Vor wenigen Tagen fand in Vechta ein spannendes Treffen statt, das Studierende und Dozierende von drei Partnerhochschulen zusammenbrachte. Der Anlass war ein betreutes europäisches Austauschformat, das durch die EU-Initiative Erasmus+ gefördert wurde. Teilnehmende Hochschulen waren die Thomas More Hochschule aus Belgien, die Universität Stavanger aus Norwegen und die Hochschule VAMK aus Finnland. Hier haben die Teilnehmenden ihre Perspektiven und Methoden im Bereich der Sozialen Dienstleistungen verglichen und sich über die gemeinsamen Werte der Sozialen Arbeit unterhalten: Menschenrechte und Soziale Gerechtigkeit.
Ein zentraler Bestandteil des Programms war der Austausch über die Systeme der Kinder- und Jugendhilfe der involvierten Länder. Im Rahmen von Besuchen in verschiedenen Einrichtungen in Vechta erhielten die Teilnehmenden die Möglichkeit, internationale „Best Practice“-Erfahrungen zu sammeln. So wurde unter anderem im Johannesstift Vechta das deutsche Fremdunterbringungssystem näher beleuchtet. Ein weiterer Höhepunkt war der Besuch im Mutter-Kind-Haus der JVA für Frauen, bei dem die Förderung der Mutter-Kind-Beziehung in Haftverhältnissen thematisiert wurde.

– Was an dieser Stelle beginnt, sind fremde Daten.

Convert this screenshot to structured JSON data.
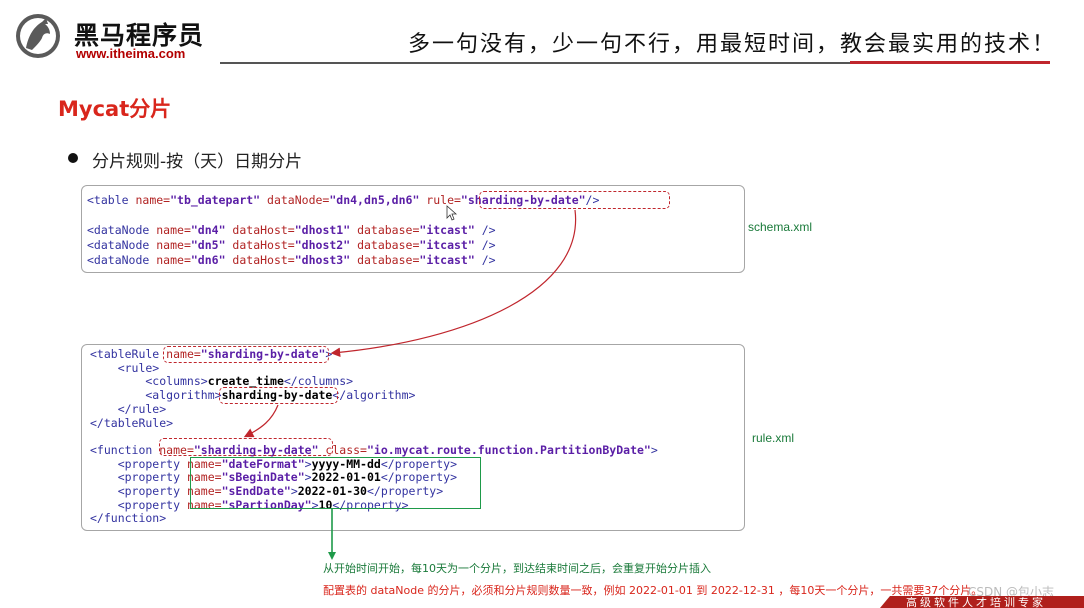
{
  "header": {
    "brand_name": "黑马程序员",
    "brand_url": "www.itheima.com",
    "slogan": "多一句没有，少一句不行，用最短时间，教会最实用的技术！"
  },
  "slide": {
    "title": "Mycat分片",
    "bullet": "分片规则-按（天）日期分片"
  },
  "schema_box": {
    "file_label": "schema.xml",
    "lines": [
      [
        [
          "tag",
          "<table "
        ],
        [
          "attr",
          "name="
        ],
        [
          "val",
          "\"tb_datepart\""
        ],
        [
          "attr",
          " dataNode="
        ],
        [
          "val",
          "\"dn4,dn5,dn6\""
        ],
        [
          "attr",
          " rule="
        ],
        [
          "val",
          "\"sharding-by-date\""
        ],
        [
          "tag",
          "/>"
        ]
      ],
      [],
      [
        [
          "tag",
          "<dataNode "
        ],
        [
          "attr",
          "name="
        ],
        [
          "val",
          "\"dn4\""
        ],
        [
          "attr",
          " dataHost="
        ],
        [
          "val",
          "\"dhost1\""
        ],
        [
          "attr",
          " database="
        ],
        [
          "val",
          "\"itcast\""
        ],
        [
          "tag",
          " />"
        ]
      ],
      [
        [
          "tag",
          "<dataNode "
        ],
        [
          "attr",
          "name="
        ],
        [
          "val",
          "\"dn5\""
        ],
        [
          "attr",
          " dataHost="
        ],
        [
          "val",
          "\"dhost2\""
        ],
        [
          "attr",
          " database="
        ],
        [
          "val",
          "\"itcast\""
        ],
        [
          "tag",
          " />"
        ]
      ],
      [
        [
          "tag",
          "<dataNode "
        ],
        [
          "attr",
          "name="
        ],
        [
          "val",
          "\"dn6\""
        ],
        [
          "attr",
          " dataHost="
        ],
        [
          "val",
          "\"dhost3\""
        ],
        [
          "attr",
          " database="
        ],
        [
          "val",
          "\"itcast\""
        ],
        [
          "tag",
          " />"
        ]
      ]
    ]
  },
  "rule_box": {
    "file_label": "rule.xml",
    "lines": [
      [
        [
          "tag",
          "<tableRule "
        ],
        [
          "attr",
          "name="
        ],
        [
          "val",
          "\"sharding-by-date\""
        ],
        [
          "tag",
          ">"
        ]
      ],
      [
        [
          "tag",
          "    <rule>"
        ]
      ],
      [
        [
          "tag",
          "        <columns>"
        ],
        [
          "txt",
          "create_time"
        ],
        [
          "tag",
          "</columns>"
        ]
      ],
      [
        [
          "tag",
          "        <algorithm>"
        ],
        [
          "txt",
          "sharding-by-date"
        ],
        [
          "tag",
          "</algorithm>"
        ]
      ],
      [
        [
          "tag",
          "    </rule>"
        ]
      ],
      [
        [
          "tag",
          "</tableRule>"
        ]
      ],
      [],
      [
        [
          "tag",
          "<function "
        ],
        [
          "attr",
          "name="
        ],
        [
          "val",
          "\"sharding-by-date\""
        ],
        [
          "attr",
          " class="
        ],
        [
          "val",
          "\"io.mycat.route.function.PartitionByDate\""
        ],
        [
          "tag",
          ">"
        ]
      ],
      [
        [
          "tag",
          "    <property "
        ],
        [
          "attr",
          "name="
        ],
        [
          "val",
          "\"dateFormat\""
        ],
        [
          "tag",
          ">"
        ],
        [
          "txt",
          "yyyy-MM-dd"
        ],
        [
          "tag",
          "</property>"
        ]
      ],
      [
        [
          "tag",
          "    <property "
        ],
        [
          "attr",
          "name="
        ],
        [
          "val",
          "\"sBeginDate\""
        ],
        [
          "tag",
          ">"
        ],
        [
          "txt",
          "2022-01-01"
        ],
        [
          "tag",
          "</property>"
        ]
      ],
      [
        [
          "tag",
          "    <property "
        ],
        [
          "attr",
          "name="
        ],
        [
          "val",
          "\"sEndDate\""
        ],
        [
          "tag",
          ">"
        ],
        [
          "txt",
          "2022-01-30"
        ],
        [
          "tag",
          "</property>"
        ]
      ],
      [
        [
          "tag",
          "    <property "
        ],
        [
          "attr",
          "name="
        ],
        [
          "val",
          "\"sPartionDay\""
        ],
        [
          "tag",
          ">"
        ],
        [
          "txt",
          "10"
        ],
        [
          "tag",
          "</property>"
        ]
      ],
      [
        [
          "tag",
          "</function>"
        ]
      ]
    ]
  },
  "notes": {
    "note1": "从开始时间开始，每10天为一个分片，到达结束时间之后，会重复开始分片插入",
    "note2": "配置表的 dataNode 的分片，必须和分片规则数量一致，例如 2022-01-01 到 2022-12-31 ，每10天一个分片，一共需要37个分片。"
  },
  "watermark": "CSDN @包小志",
  "footer": "高级软件人才培训专家",
  "colors": {
    "accent_red": "#d9261c",
    "highlight_green": "#1e9a49",
    "tag_blue": "#3333a0",
    "value_purple": "#5a1ea6"
  }
}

Praxiseinblicke und Workshops
Die Teilnehmenden profitierten zudem von einer Vielzahl an Workshops, die sich mit den deutschen Ansätzen in der Familienarbeit beschäftigten. Professor Dr. Oliver Schöndube spannte den Bogen zur Musiktherapie in der Kinder- und Jugendpsychiatrie, während Traugott Haas und Svenja Wetzenstein kreative biografische Ansätze für die Arbeit mit Kindern und Jugendlichen vorstellten. Die Tree of Life-Methode aus Simbabwe, präsentiert von Jurgen Basstanie, erntete ebenfalls großes Interesse.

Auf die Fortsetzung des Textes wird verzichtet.